Additional File Content Validation Information

Description Default
Default not allowed "Dangerous" file content types blocked to prevent risky files from being uploaded. application/ecmascript, application/javascript, application/vnd.debian.binary-package, application/x-executable, application/vnd.microsoft.portable-executable, application/vnd.ms-office.activeX+xml, application/x-msdownload, application/x-sh, application/x-perl, application/x-python, application/x-python2.7,application/x-python3, application/java, application/java-byte-code,application/x-java-class, application/java-archive, application/jar, text/ecmascript, text/javascript, text/x-jsp, text/x-python
  • The MIME types are in standard type/subtype format (as shown in the defaults above) and only in lowercase.
  • Note that Microsoft Office uses a common internal file structure for all Office document types (Word, Excel, PowerPoint, etc., because you could embed an Excel spreadsheet into a Word document or similar Microsoft Object Linking and Embedding), so the different document types cannot be told apart by the File Content Analysis code. The Apache Tika library used by File Content Analysis uses a metatype to generically identify Microsoft Office documents, which is the MIME type that will actually be matched. The specific Office document subtypes are only included in the default allowed MIME type lists for documentation purposes and possible future support from a newer version of Tika in a future release of Oracle Transportation and Global Trade Management Cloud.
  • Conversely, Microsoft radically changed this common Office file structure for Office 2017 and later, so a different metatype identifies the newer files (application/x-tika-ooxml versus Office 2013 and earlier version's application/x-tika-msoffice MIME type).

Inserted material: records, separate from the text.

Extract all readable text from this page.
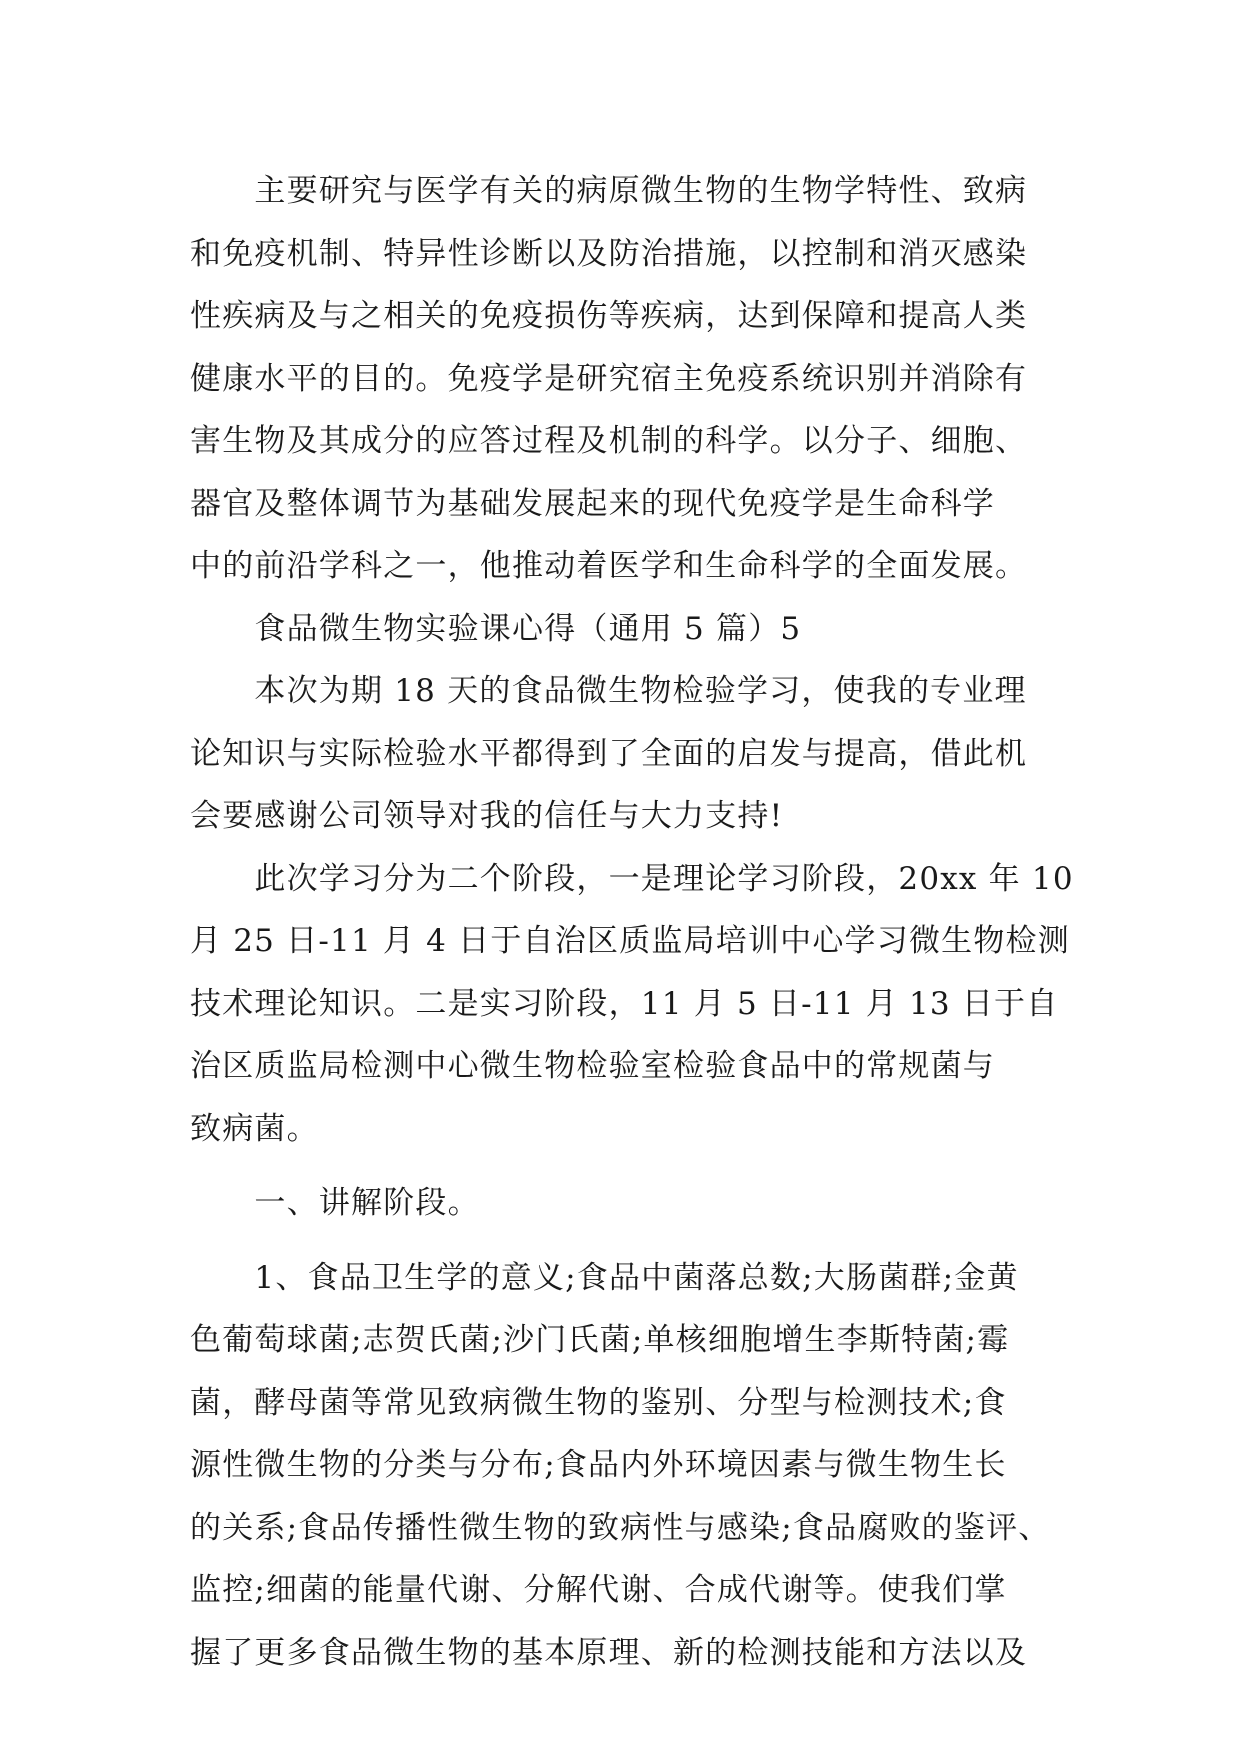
　　主要研究与医学有关的病原微生物的生物学特性、致病
和免疫机制、特异性诊断以及防治措施，以控制和消灭感染
性疾病及与之相关的免疫损伤等疾病，达到保障和提高人类
健康水平的目的。免疫学是研究宿主免疫系统识别并消除有
害生物及其成分的应答过程及机制的科学。以分子、细胞、
器官及整体调节为基础发展起来的现代免疫学是生命科学
中的前沿学科之一，他推动着医学和生命科学的全面发展。
　　食品微生物实验课心得（通用 5 篇）5
　　本次为期 18 天的食品微生物检验学习，使我的专业理
论知识与实际检验水平都得到了全面的启发与提高，借此机
会要感谢公司领导对我的信任与大力支持!
　　此次学习分为二个阶段，一是理论学习阶段，20xx 年 10
月 25 日-11 月 4 日于自治区质监局培训中心学习微生物检测
技术理论知识。二是实习阶段，11 月 5 日-11 月 13 日于自
治区质监局检测中心微生物检验室检验食品中的常规菌与
致病菌。
　　一、讲解阶段。
　　1、食品卫生学的意义;食品中菌落总数;大肠菌群;金黄
色葡萄球菌;志贺氏菌;沙门氏菌;单核细胞增生李斯特菌;霉
菌，酵母菌等常见致病微生物的鉴别、分型与检测技术;食
源性微生物的分类与分布;食品内外环境因素与微生物生长
的关系;食品传播性微生物的致病性与感染;食品腐败的鉴评、
监控;细菌的能量代谢、分解代谢、合成代谢等。使我们掌
握了更多食品微生物的基本原理、新的检测技能和方法以及
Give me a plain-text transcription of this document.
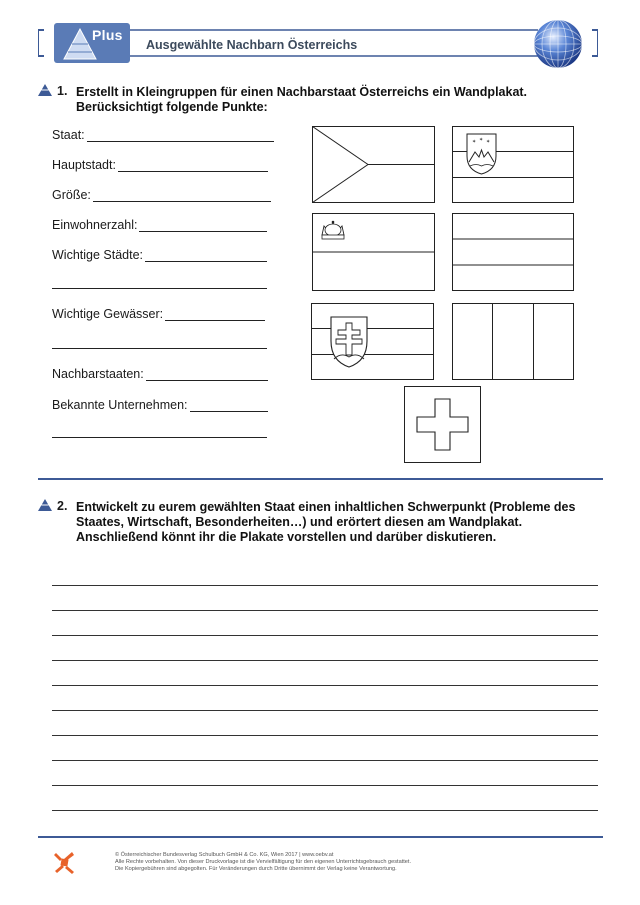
Plus
Ausgewählte Nachbarn Österreichs
1. Erstellt in Kleingruppen für einen Nachbarstaat Österreichs ein Wandplakat.
Berücksichtigt folgende Punkte:
Staat:
Hauptstadt:
Größe:
Einwohnerzahl:
Wichtige Städte:
Wichtige Gewässer:
Nachbarstaaten:
Bekannte Unternehmen:
✶ ✶ ✶
2. Entwickelt zu eurem gewählten Staat einen inhaltlichen Schwerpunkt (Probleme des
Staates, Wirtschaft, Besonderheiten…) und erörtert diesen am Wandplakat.
Anschließend könnt ihr die Plakate vorstellen und darüber diskutieren.
© Österreichischer Bundesverlag Schulbuch GmbH & Co. KG, Wien 2017 | www.oebv.at
Alle Rechte vorbehalten. Von dieser Druckvorlage ist die Vervielfältigung für den eigenen Unterrichtsgebrauch gestattet.
Die Kopiergebühren sind abgegolten. Für Veränderungen durch Dritte übernimmt der Verlag keine Verantwortung.
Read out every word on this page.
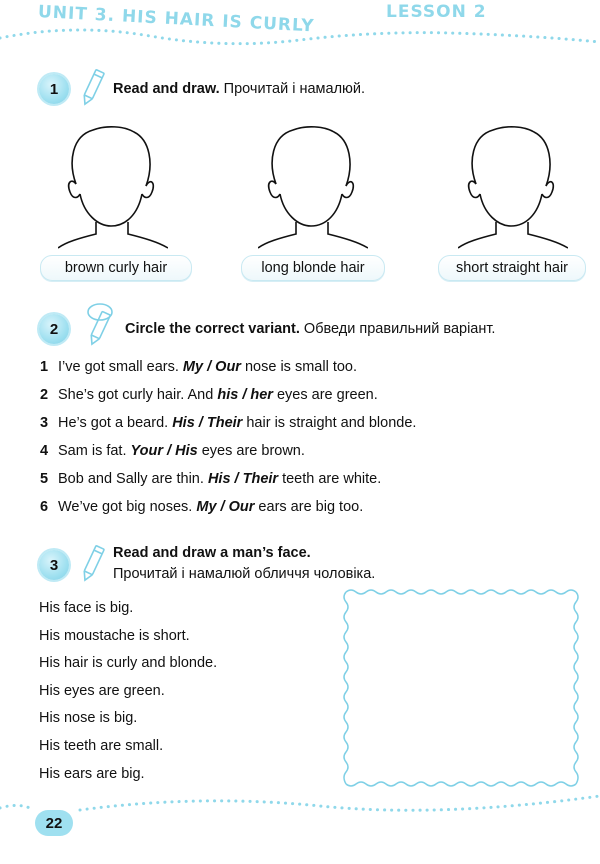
UNIT 3. HIS HAIR IS CURLY	LESSON 2
1	Read and draw. Прочитай і намалюй.
brown curly hair	long blonde hair	short straight hair
2	Circle the correct variant. Обведи правильний варіант.
1 I’ve got small ears. My / Our nose is small too.
2 She’s got curly hair. And his / her eyes are green.
3 He’s got a beard. His / Their hair is straight and blonde.
4 Sam is fat. Your / His eyes are brown.
5 Bob and Sally are thin. His / Their teeth are white.
6 We’ve got big noses. My / Our ears are big too.
3
Read and draw a man’s face.
Прочитай і намалюй обличчя чоловіка.
His face is big.
His moustache is short.
His hair is curly and blonde.
His eyes are green.
His nose is big.
His teeth are small.
His ears are big.
22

  • The several use cases which accept XML files are somewhat tolerant of "loose" compliance with the XML specification, but files that are not strictly compliant with the XML specification may not be identified correctly as the application/xml MIME type. The text/plain MIME type was included in these use cases so such non-strict files will still be accepted by Oracle Transportation and Global Trade Management Cloud while still rejecting files that are blatantly not XML.
  • CSV (comma-separated values) files cannot be specifically identified, as any text file could have line breaks and commas in it. text/plain is used to identify such files and reject more complex file structures.